Calculate the percentage of alcohol in the patient's body.
A 40 year old male consumed two 12 oz. bottles of beer at lunch. He is experiencing abdominal pains post lunch. The man weighs 150 lbs. and was drinking over an hour period. The alcohol (ethyl alcohol/ethanol) content in a 12 0z. bottle of beer is about 5%. Calculate the percentage of alcohol in the patient's body, state the chemical reaction that took place in the patient's body, and identify the substance produced in the liver that helps catalyze this reaction.
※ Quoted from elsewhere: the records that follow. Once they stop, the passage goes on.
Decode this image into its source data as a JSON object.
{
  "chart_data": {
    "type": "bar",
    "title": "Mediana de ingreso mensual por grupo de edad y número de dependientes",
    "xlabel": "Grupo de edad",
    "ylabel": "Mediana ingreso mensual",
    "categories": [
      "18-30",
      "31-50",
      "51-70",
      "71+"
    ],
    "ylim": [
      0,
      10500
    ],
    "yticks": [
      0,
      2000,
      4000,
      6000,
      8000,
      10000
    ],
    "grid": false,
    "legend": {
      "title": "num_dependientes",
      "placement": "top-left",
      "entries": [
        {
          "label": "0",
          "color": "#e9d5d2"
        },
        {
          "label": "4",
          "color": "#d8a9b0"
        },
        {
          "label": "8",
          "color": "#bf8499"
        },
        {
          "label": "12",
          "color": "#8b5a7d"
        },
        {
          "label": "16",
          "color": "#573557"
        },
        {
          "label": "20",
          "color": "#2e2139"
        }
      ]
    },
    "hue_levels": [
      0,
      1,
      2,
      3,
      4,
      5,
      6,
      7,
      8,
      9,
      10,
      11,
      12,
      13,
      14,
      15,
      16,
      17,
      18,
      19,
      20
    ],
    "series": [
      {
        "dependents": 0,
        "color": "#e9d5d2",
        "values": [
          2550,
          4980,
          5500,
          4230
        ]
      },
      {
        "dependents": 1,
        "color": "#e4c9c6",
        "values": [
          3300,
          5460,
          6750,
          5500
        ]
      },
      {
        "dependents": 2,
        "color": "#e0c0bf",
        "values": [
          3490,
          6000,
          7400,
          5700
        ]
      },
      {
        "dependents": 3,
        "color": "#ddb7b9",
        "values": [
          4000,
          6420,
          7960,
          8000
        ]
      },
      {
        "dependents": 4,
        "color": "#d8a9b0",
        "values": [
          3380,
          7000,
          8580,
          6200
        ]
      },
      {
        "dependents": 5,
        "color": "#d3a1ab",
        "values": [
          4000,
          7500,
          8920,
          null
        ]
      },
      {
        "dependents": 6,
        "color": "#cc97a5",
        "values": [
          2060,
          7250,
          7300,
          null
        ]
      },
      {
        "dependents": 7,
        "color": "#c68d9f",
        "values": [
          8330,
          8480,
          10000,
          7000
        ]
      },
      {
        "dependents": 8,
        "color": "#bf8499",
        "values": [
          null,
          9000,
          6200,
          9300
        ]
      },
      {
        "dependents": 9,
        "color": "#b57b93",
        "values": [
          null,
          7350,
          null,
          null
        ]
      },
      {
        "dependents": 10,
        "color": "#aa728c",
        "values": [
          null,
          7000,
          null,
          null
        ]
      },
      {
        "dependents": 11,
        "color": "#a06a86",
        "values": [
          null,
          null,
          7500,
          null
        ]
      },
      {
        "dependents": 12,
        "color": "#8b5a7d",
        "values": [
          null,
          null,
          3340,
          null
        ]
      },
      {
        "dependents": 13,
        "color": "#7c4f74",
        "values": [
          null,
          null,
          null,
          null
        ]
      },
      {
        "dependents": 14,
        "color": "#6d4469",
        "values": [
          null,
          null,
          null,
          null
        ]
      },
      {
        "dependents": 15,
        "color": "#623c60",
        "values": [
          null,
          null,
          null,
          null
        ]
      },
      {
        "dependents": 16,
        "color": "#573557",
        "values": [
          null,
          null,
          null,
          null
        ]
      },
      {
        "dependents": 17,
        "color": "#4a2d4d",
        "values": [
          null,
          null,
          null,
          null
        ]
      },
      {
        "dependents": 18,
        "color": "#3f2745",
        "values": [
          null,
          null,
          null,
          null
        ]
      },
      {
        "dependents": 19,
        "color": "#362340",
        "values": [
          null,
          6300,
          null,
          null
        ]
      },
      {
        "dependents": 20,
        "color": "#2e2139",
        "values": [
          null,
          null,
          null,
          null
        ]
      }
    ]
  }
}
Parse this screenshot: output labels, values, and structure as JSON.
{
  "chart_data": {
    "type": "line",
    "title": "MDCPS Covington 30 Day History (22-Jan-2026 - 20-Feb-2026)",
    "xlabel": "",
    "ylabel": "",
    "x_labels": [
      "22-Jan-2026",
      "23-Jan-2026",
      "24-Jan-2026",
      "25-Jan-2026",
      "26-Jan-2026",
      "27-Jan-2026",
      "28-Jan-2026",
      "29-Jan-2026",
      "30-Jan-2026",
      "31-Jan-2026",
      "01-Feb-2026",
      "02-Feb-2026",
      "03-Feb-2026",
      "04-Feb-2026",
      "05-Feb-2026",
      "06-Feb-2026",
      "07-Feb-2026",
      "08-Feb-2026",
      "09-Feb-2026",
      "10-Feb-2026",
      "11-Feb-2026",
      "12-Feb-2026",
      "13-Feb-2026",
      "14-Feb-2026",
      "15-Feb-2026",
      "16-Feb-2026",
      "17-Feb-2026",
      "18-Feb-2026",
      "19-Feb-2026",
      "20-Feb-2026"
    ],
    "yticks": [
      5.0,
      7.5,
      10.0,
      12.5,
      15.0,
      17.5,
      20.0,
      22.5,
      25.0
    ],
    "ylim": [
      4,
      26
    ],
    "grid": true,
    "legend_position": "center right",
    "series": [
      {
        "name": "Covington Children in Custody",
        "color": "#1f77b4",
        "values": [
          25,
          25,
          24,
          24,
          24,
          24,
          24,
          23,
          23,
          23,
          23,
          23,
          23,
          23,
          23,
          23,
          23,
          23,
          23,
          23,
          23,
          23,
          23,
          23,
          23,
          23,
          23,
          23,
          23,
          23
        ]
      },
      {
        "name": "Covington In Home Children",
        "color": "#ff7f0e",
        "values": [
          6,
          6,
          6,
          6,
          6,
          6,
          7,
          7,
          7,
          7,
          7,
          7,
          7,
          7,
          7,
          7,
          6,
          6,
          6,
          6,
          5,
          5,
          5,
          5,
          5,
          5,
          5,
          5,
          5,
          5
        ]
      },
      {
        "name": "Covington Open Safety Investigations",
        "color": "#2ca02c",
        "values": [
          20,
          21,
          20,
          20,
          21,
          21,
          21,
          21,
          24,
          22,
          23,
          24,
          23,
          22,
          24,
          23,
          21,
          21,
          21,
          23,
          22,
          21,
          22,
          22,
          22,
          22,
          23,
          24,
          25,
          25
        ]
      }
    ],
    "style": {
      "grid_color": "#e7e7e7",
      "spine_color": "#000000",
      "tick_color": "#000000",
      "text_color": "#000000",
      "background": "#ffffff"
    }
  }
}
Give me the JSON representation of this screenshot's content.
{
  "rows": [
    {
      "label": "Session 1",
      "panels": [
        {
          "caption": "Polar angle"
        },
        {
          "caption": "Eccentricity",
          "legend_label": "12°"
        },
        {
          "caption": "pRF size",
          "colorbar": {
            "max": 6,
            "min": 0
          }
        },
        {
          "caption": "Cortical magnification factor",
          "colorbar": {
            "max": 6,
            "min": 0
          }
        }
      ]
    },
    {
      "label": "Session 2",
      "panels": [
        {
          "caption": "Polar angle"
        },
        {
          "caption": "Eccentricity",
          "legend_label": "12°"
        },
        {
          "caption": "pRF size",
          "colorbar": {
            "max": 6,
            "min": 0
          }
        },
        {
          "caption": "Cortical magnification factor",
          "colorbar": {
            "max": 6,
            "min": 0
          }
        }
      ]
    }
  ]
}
The equation for calculating blood alcohol content is as follows:
%BAC = (A x 5.14/W x r) - .015 x H, where:
A = liquid oz of alcohol consumed = 2*12* 5% = 1.2
W= weight of the person in lbs = 150 lbs
r= gender alcohol distribution ratio = 0.73 for men
H= hours drinking = 1 hour
Substituting the values into the equation we get:
%BAC = (1.2 x 5.14/150 x 0.73) - .015 x 1 = 0.015%
Therefore, the percentage of alcohol in the individual’s body is 0.015%
The chemical reaction taking place in the patient’s body is below, and it is catalyzed by the cytosolic enzyme alcohol dehydrogenase (ADH).
CH3CH2OH + NAD+ -> CH3CHO + NADH + H+
That is, the highly toxic substance acetaldehyde is produced.